Le sens anglais, qui gagne du terrain est tout différent : l’alternative représente l’autre solution, avec souvent cette impression que c’est un plan B. C’est ce qui est possible, ce qu’on peut inventer ou imaginer pour surmonter une difficulté : nous sommes apparemment dans une impasse, mais il y a une alternative. L’usage du terme correspond d’ailleurs souvent à l’idée qu’on peut être imaginatif, courageux, et qu’on peut remettre en question un ordre des choses présenté comme immuable, qu’on ne pourra changer : une vraie fatalité. Et c’est bien cette évocation qui est présente lorsqu’on parle par exemple d’altermondialisme : une possibilité de vivre autrement que dans un univers mondialisé. Et on parle aussi des énergies alternatives : celles auxquelles on ne pensait pas spontanément, les énergies qu’on appelle renouvelables. Ou alors on évoque les médecines alternatives, qui s’aident d’autre chose que de médicaments fabriqués à l’aide de la chimie.

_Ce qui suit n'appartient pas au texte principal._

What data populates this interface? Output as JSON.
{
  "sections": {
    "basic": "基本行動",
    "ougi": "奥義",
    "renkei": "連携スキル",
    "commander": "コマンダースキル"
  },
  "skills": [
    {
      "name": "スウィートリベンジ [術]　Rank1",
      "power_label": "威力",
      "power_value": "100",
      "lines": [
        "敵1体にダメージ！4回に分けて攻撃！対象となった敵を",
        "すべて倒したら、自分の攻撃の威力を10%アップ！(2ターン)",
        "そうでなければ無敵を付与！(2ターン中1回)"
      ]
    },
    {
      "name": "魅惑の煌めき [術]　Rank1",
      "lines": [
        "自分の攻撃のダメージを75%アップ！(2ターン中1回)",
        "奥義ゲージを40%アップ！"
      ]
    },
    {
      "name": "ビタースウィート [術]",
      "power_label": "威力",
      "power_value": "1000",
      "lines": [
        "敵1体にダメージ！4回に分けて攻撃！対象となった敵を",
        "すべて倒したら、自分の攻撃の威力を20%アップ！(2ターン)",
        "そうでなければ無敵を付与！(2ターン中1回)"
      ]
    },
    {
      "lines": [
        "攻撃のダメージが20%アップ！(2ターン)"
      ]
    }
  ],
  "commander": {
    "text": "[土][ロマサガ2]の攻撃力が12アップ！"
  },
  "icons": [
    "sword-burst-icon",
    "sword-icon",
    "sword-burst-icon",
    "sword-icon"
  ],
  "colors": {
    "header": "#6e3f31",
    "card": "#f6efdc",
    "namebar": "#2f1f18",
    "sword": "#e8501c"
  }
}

On entend même parfois dire : il y a une autre alternative, tournure doublement critiquée, car elle fait pléonasme. En effet le mot alternative comprend déjà cette idée d’autre, présente dans le préfixe alter. Le préfixe alter est particulièrement en faveur actuellement pour indiquer ce genre de possibilité qui rivalise avec un modèle dominant. Il est bien sûr calqué sur le mot latin qui signifie « autre ». Mais cette notion en français peut être interprétée de deux façons opposées : si j’ai mangé un gâteau que j’ai adoré, j’en demanderai volontiers un autre. C’est-à-dire une deuxième part, mais qui ressemble à la première et qui soit aussi bonne. En revanche, si je renvoie au restaurant une bouteille de vin bouchonnée, j’en demanderai certainement une autre… mais qui soit différente, qui n’ait pas ce défaut. Et c’est cette deuxième acception qui vient à l’esprit avec ce préfixe à la mode : on vous parle d’une autre qualité, d’une autre nature.

Avertissement ! 
Ce texte est le document préparatoire à la chronique Les Mots de l’Actualité. Les contraintes de l’antenne et la durée précise de la chronique rendent indispensable un aménagement qui explique les différences entre les versions écrite et orale.